先ほどの双ミノ戦でアルナさんに何かを飛ばしていると思っていたけど、回復薬を飛ばしていたのだと、実際にサポートを受けた今になって分かった。
回復薬のお陰で痛みの引いた体を動かし、私は休まずに次々と魔物を攻め立てていく。
戦闘中に回復手段があるだけで、ここまで楽になるんだなぁ。
前のパーティはヒーラーなしで攻略していたから……というよりも、ヒーラーなんて上位攻略者でも殆ど見ない希少役職だしね。
ダメージの出せない回復術師は足手まといになりがちで敬遠され、ジェイドさんが取っているようなアイテムを使っての戦闘中での回復は、コストがかかりすぎて金銭的に厳しい。

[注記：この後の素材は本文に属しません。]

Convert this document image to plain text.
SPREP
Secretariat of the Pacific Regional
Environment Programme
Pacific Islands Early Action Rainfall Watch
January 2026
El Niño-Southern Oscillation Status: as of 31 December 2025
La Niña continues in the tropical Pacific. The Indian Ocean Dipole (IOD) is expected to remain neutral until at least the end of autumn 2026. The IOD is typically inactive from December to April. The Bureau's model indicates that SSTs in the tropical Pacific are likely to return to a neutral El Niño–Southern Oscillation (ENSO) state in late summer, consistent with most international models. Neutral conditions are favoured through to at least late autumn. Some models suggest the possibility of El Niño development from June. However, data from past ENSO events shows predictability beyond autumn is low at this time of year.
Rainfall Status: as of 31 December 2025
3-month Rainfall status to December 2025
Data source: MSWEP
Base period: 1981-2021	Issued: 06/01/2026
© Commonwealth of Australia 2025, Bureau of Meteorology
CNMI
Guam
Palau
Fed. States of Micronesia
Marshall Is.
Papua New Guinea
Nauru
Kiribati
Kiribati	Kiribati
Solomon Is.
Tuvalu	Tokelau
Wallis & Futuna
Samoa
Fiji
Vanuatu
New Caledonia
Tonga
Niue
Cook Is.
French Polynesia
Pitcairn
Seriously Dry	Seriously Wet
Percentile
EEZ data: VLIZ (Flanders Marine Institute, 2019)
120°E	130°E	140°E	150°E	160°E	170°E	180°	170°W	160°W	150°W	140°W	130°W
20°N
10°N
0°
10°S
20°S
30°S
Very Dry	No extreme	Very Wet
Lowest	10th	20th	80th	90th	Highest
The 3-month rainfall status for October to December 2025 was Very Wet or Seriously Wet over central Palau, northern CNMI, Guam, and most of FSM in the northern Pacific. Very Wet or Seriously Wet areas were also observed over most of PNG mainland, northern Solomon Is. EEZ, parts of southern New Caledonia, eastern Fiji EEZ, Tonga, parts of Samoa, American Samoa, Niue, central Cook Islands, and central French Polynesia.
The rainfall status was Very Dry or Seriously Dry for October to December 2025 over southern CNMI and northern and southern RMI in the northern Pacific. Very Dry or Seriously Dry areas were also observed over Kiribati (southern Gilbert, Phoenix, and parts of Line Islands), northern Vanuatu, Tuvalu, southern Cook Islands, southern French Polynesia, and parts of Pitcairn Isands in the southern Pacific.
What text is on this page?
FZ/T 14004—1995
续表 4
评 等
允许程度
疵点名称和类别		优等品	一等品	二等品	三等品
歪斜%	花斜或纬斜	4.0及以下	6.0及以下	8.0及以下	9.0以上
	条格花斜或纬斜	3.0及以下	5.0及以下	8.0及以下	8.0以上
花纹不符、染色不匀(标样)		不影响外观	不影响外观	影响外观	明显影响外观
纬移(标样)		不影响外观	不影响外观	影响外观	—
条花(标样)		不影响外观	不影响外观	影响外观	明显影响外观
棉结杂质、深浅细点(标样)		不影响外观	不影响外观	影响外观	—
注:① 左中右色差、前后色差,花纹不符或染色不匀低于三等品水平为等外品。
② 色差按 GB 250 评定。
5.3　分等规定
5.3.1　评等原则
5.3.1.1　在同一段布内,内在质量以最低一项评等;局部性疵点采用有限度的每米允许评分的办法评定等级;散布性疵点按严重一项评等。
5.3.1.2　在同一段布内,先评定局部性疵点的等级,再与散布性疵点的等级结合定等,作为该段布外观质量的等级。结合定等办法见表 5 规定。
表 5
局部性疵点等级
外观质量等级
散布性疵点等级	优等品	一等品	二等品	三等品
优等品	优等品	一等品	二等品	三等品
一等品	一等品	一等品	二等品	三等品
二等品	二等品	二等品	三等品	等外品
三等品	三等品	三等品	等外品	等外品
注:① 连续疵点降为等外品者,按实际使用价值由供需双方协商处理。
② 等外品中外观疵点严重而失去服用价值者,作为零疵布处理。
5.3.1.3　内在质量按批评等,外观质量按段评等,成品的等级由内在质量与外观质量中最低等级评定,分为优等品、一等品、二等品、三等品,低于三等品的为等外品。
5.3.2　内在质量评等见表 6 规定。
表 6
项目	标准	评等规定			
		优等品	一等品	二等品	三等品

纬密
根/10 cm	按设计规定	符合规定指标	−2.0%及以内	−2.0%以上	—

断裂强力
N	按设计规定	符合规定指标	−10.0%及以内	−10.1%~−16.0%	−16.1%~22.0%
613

だから大体の冒険者パーティではタンクを採用し、タンクが攻撃を捌き切れずに戦闘後に重傷を負っていた場合のみ、回復するというのがダンジョン攻略での常識。
そのため、ここまで体に余裕を保った状態で戦えている状況が初めてで驚きが大きい。
気のせいかもしれないけど、疲労も回復している気がしているし、このまま無限に戦えるのではと思ってしまうぐらいだ。
そんな調子の良い状態を維持したまま、次々とダンジョンを進んだ私達は楽々十階層へと辿りついたのだった。